5. Church isn't a grade. If you're going to a Bible college, chances are you'll have to record your church attendance and whether or not you served in the church in some capacity that week. But the (universal) Church and the (local) church is where life is found. If college is meant to prepare you for that, start treating the body of Christ with purpose and passion. Life is busy in college, but it get's busier, so sink you feet in deep and get involved. Find a small group. Start serving in youth group. Create special music slides. Not because you have to, but because you get to.
6. Bear with one another and forgive relentlessly (Ephesians 4:32 and Colossians 3:13). But know there is a time to confront and clear the air (Matthew 18:15 and Galatians 6:1). Don't let petty, caddy girl-weirdness stand in the way of acting like the sisters in Christ that you are. Be bold and humble and "consider everyone to be more significant than yourself" (Philippians 2:3).
7. Live like you know the end of the story. Because you do! [Just read the book of Revelation (I know I say that over and over on this blog, but it's truer than we know!)] The thought should drive you to seek what is above (Colossians 3:1-3) and live like a good soldier who doesn't get caught up in the affairs of the world (2 Timothy 2:3-4). When you think about people - live in light of eternity - knowing that college-who-likes-who-drama is temporal and your relationships (with believers) are forever.
8. Know that you are being equipped FOR EVERY GOOD WORK through your education. Second Timothy 3:16 is the mantra of Bible colleges, but let's not forget the following verse reminds us: because Scripture is sufficient, we "may be complete, equipped for every good work."
9. Read that 700 page book on biblical interpretation and think to yourself, I may get to teach Scripture to women one day - I may get to lead a Bible study. Think, this is really important for me to know and understand so I can rightly divide the word of truth (2 Timothy 2:15). So actually try to know and understand it.
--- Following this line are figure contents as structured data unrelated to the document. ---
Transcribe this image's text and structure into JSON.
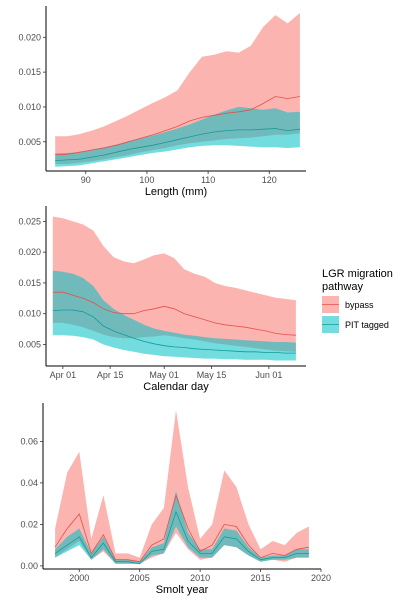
{
  "legend": {
    "title_line1": "LGR migration",
    "title_line2": "pathway",
    "entries": [
      {
        "label": "bypass",
        "line": "#e6504a",
        "fill": "#f8766d"
      },
      {
        "label": "PIT tagged",
        "line": "#0f9c9a",
        "fill": "#00bfc4"
      }
    ]
  },
  "chart_data": [
    {
      "type": "area",
      "xlabel": "Length (mm)",
      "ylabel": "",
      "xlim": [
        83.5,
        126
      ],
      "ylim": [
        0.0008,
        0.0245
      ],
      "xticks": [
        90,
        100,
        110,
        120
      ],
      "xtick_labels": [
        "90",
        "100",
        "110",
        "120"
      ],
      "yticks": [
        0.005,
        0.01,
        0.015,
        0.02
      ],
      "ytick_labels": [
        "0.005",
        "0.010",
        "0.015",
        "0.020"
      ],
      "grid": false,
      "series": [
        {
          "name": "bypass",
          "x": [
            85,
            87,
            89,
            91,
            93,
            95,
            97,
            99,
            101,
            103,
            105,
            107,
            109,
            111,
            113,
            115,
            117,
            119,
            121,
            123,
            125
          ],
          "y": [
            0.0032,
            0.0032,
            0.0035,
            0.0038,
            0.0041,
            0.0045,
            0.005,
            0.0055,
            0.006,
            0.0066,
            0.0072,
            0.008,
            0.0085,
            0.0088,
            0.0091,
            0.0093,
            0.0096,
            0.0105,
            0.0115,
            0.0112,
            0.0115
          ],
          "lower": [
            0.0018,
            0.0018,
            0.002,
            0.0022,
            0.0025,
            0.0028,
            0.0031,
            0.0035,
            0.0038,
            0.0041,
            0.0045,
            0.0048,
            0.005,
            0.0052,
            0.0054,
            0.0055,
            0.0056,
            0.0058,
            0.006,
            0.006,
            0.0062
          ],
          "upper": [
            0.0058,
            0.0058,
            0.0061,
            0.0066,
            0.0072,
            0.008,
            0.0088,
            0.0097,
            0.0106,
            0.0114,
            0.0124,
            0.015,
            0.0172,
            0.0175,
            0.018,
            0.0178,
            0.0188,
            0.0215,
            0.0232,
            0.022,
            0.0235
          ]
        },
        {
          "name": "PIT tagged",
          "x": [
            85,
            87,
            89,
            91,
            93,
            95,
            97,
            99,
            101,
            103,
            105,
            107,
            109,
            111,
            113,
            115,
            117,
            119,
            121,
            123,
            125
          ],
          "y": [
            0.0023,
            0.0024,
            0.0025,
            0.0028,
            0.0031,
            0.0035,
            0.0039,
            0.0042,
            0.0045,
            0.0049,
            0.0053,
            0.0057,
            0.0061,
            0.0064,
            0.0066,
            0.0067,
            0.0067,
            0.0068,
            0.0069,
            0.0066,
            0.0068
          ],
          "lower": [
            0.0014,
            0.0015,
            0.0016,
            0.0019,
            0.0022,
            0.0025,
            0.0028,
            0.0031,
            0.0034,
            0.0036,
            0.0039,
            0.0042,
            0.0044,
            0.0045,
            0.0045,
            0.0044,
            0.0043,
            0.0042,
            0.0042,
            0.0041,
            0.0042
          ],
          "upper": [
            0.0033,
            0.0034,
            0.0035,
            0.0039,
            0.0042,
            0.0046,
            0.0051,
            0.0055,
            0.0059,
            0.0064,
            0.0069,
            0.0075,
            0.0082,
            0.0089,
            0.0095,
            0.01,
            0.0098,
            0.0096,
            0.0098,
            0.0092,
            0.0093
          ]
        }
      ]
    },
    {
      "type": "area",
      "xlabel": "Calendar day",
      "ylabel": "",
      "xlim": [
        -5,
        72
      ],
      "ylim": [
        0.0015,
        0.0275
      ],
      "xticks": [
        0,
        14,
        30,
        44,
        61
      ],
      "xtick_labels": [
        "Apr 01",
        "Apr 15",
        "May 01",
        "May 15",
        "Jun 01"
      ],
      "yticks": [
        0.005,
        0.01,
        0.015,
        0.02,
        0.025
      ],
      "ytick_labels": [
        "0.005",
        "0.010",
        "0.015",
        "0.020",
        "0.025"
      ],
      "grid": false,
      "series": [
        {
          "name": "bypass",
          "x": [
            -3,
            0,
            3,
            6,
            9,
            12,
            15,
            18,
            21,
            24,
            27,
            30,
            33,
            36,
            39,
            42,
            45,
            48,
            51,
            54,
            57,
            60,
            63,
            66,
            69
          ],
          "y": [
            0.0135,
            0.0135,
            0.013,
            0.0125,
            0.0118,
            0.0108,
            0.0102,
            0.01,
            0.01,
            0.0105,
            0.0108,
            0.0112,
            0.0108,
            0.01,
            0.0095,
            0.009,
            0.0085,
            0.0082,
            0.008,
            0.0078,
            0.0075,
            0.0072,
            0.0068,
            0.0066,
            0.0065
          ],
          "lower": [
            0.0085,
            0.0085,
            0.0082,
            0.0078,
            0.0072,
            0.0066,
            0.0062,
            0.006,
            0.006,
            0.0062,
            0.0063,
            0.0065,
            0.0063,
            0.006,
            0.0058,
            0.0055,
            0.0052,
            0.005,
            0.0048,
            0.0046,
            0.0044,
            0.0042,
            0.004,
            0.0039,
            0.0038
          ],
          "upper": [
            0.0258,
            0.0255,
            0.025,
            0.0245,
            0.0235,
            0.021,
            0.0192,
            0.0185,
            0.0182,
            0.0188,
            0.0195,
            0.0198,
            0.019,
            0.0172,
            0.0165,
            0.016,
            0.015,
            0.0145,
            0.0142,
            0.0138,
            0.0134,
            0.013,
            0.0126,
            0.0124,
            0.0122
          ]
        },
        {
          "name": "PIT tagged",
          "x": [
            -3,
            0,
            3,
            6,
            9,
            12,
            15,
            18,
            21,
            24,
            27,
            30,
            33,
            36,
            39,
            42,
            45,
            48,
            51,
            54,
            57,
            60,
            63,
            66,
            69
          ],
          "y": [
            0.0105,
            0.0106,
            0.0106,
            0.0103,
            0.0095,
            0.008,
            0.0072,
            0.0066,
            0.006,
            0.0055,
            0.0051,
            0.0048,
            0.0046,
            0.0045,
            0.0043,
            0.0042,
            0.0041,
            0.004,
            0.0039,
            0.0038,
            0.0038,
            0.0037,
            0.0037,
            0.0036,
            0.0036
          ],
          "lower": [
            0.0065,
            0.0065,
            0.0064,
            0.0062,
            0.0058,
            0.005,
            0.0045,
            0.0041,
            0.0038,
            0.0035,
            0.0033,
            0.0031,
            0.003,
            0.0029,
            0.0028,
            0.0027,
            0.0027,
            0.0026,
            0.0026,
            0.0025,
            0.0025,
            0.0025,
            0.0024,
            0.0024,
            0.0024
          ],
          "upper": [
            0.017,
            0.0168,
            0.0165,
            0.0158,
            0.0145,
            0.0122,
            0.0108,
            0.0098,
            0.009,
            0.0082,
            0.0076,
            0.0072,
            0.0069,
            0.0066,
            0.0064,
            0.0062,
            0.006,
            0.0059,
            0.0058,
            0.0057,
            0.0056,
            0.0055,
            0.0054,
            0.0054,
            0.0053
          ]
        }
      ]
    },
    {
      "type": "area",
      "xlabel": "Smolt year",
      "ylabel": "",
      "xlim": [
        1997,
        2020
      ],
      "ylim": [
        -0.0015,
        0.0785
      ],
      "xticks": [
        2000,
        2005,
        2010,
        2015,
        2020
      ],
      "xtick_labels": [
        "2000",
        "2005",
        "2010",
        "2015",
        "2020"
      ],
      "yticks": [
        0.0,
        0.02,
        0.04,
        0.06
      ],
      "ytick_labels": [
        "0.00",
        "0.02",
        "0.04",
        "0.06"
      ],
      "grid": false,
      "series": [
        {
          "name": "bypass",
          "x": [
            1998,
            1999,
            2000,
            2001,
            2002,
            2003,
            2004,
            2005,
            2006,
            2007,
            2008,
            2009,
            2010,
            2011,
            2012,
            2013,
            2014,
            2015,
            2016,
            2017,
            2018,
            2019
          ],
          "y": [
            0.009,
            0.018,
            0.025,
            0.006,
            0.015,
            0.003,
            0.003,
            0.002,
            0.01,
            0.013,
            0.034,
            0.018,
            0.007,
            0.01,
            0.02,
            0.019,
            0.01,
            0.004,
            0.006,
            0.005,
            0.008,
            0.009
          ],
          "lower": [
            0.004,
            0.008,
            0.012,
            0.003,
            0.007,
            0.001,
            0.001,
            0.001,
            0.004,
            0.006,
            0.016,
            0.008,
            0.003,
            0.004,
            0.01,
            0.009,
            0.005,
            0.002,
            0.003,
            0.002,
            0.004,
            0.004
          ],
          "upper": [
            0.018,
            0.045,
            0.055,
            0.013,
            0.034,
            0.006,
            0.006,
            0.004,
            0.02,
            0.028,
            0.075,
            0.038,
            0.013,
            0.02,
            0.046,
            0.038,
            0.02,
            0.008,
            0.012,
            0.01,
            0.016,
            0.019
          ]
        },
        {
          "name": "PIT tagged",
          "x": [
            1998,
            1999,
            2000,
            2001,
            2002,
            2003,
            2004,
            2005,
            2006,
            2007,
            2008,
            2009,
            2010,
            2011,
            2012,
            2013,
            2014,
            2015,
            2016,
            2017,
            2018,
            2019
          ],
          "y": [
            0.006,
            0.01,
            0.014,
            0.004,
            0.011,
            0.002,
            0.002,
            0.001,
            0.007,
            0.008,
            0.026,
            0.012,
            0.006,
            0.006,
            0.014,
            0.013,
            0.007,
            0.003,
            0.004,
            0.004,
            0.006,
            0.006
          ],
          "lower": [
            0.004,
            0.007,
            0.01,
            0.003,
            0.008,
            0.001,
            0.001,
            0.001,
            0.005,
            0.006,
            0.019,
            0.009,
            0.004,
            0.004,
            0.01,
            0.009,
            0.005,
            0.002,
            0.003,
            0.003,
            0.004,
            0.004
          ],
          "upper": [
            0.008,
            0.014,
            0.018,
            0.006,
            0.014,
            0.003,
            0.003,
            0.002,
            0.009,
            0.011,
            0.036,
            0.016,
            0.008,
            0.008,
            0.018,
            0.017,
            0.009,
            0.004,
            0.005,
            0.005,
            0.008,
            0.008
          ]
        }
      ]
    }
  ]
}
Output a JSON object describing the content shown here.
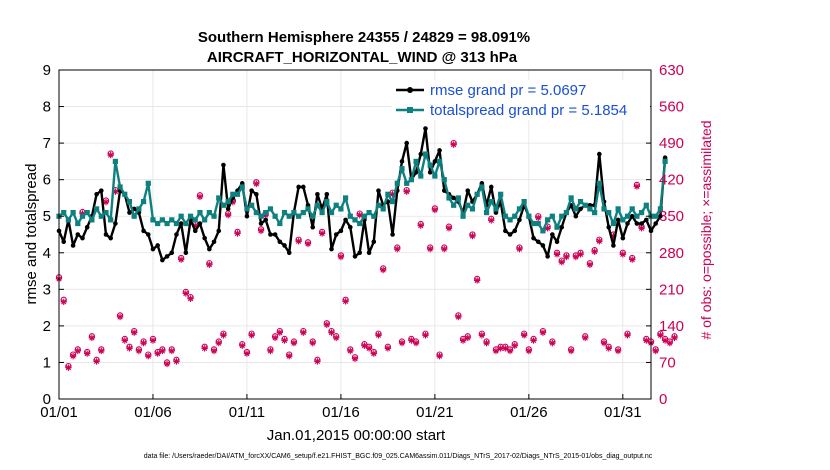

10. College is NOT real life. Four years will fade into the distance faster than you know. Don't forget your family, who you'll have forever. Or your previous friends who could end up waltzing back into your life in some way. College is such a special - but unique - time in life, so understand that you'll not always have built in community. One day you'll have to go outside of yourself looking for it. That too, means you'll have to lay down your life. Get out of your comfort zone. But just because you'll have to go looking for it, doesn't mean that's it's not important (Colossians 3:15, 2 Timothy 2:22, Hebrews 10:25).
Just like college isn't real life, it's not forever either.
So remember to savor and not inhale.
And trust the Lord that he will teach and guide and direct in the exact way he desires.
And thank him that he redeems and reconciles in unbelievable, unimaginable ways.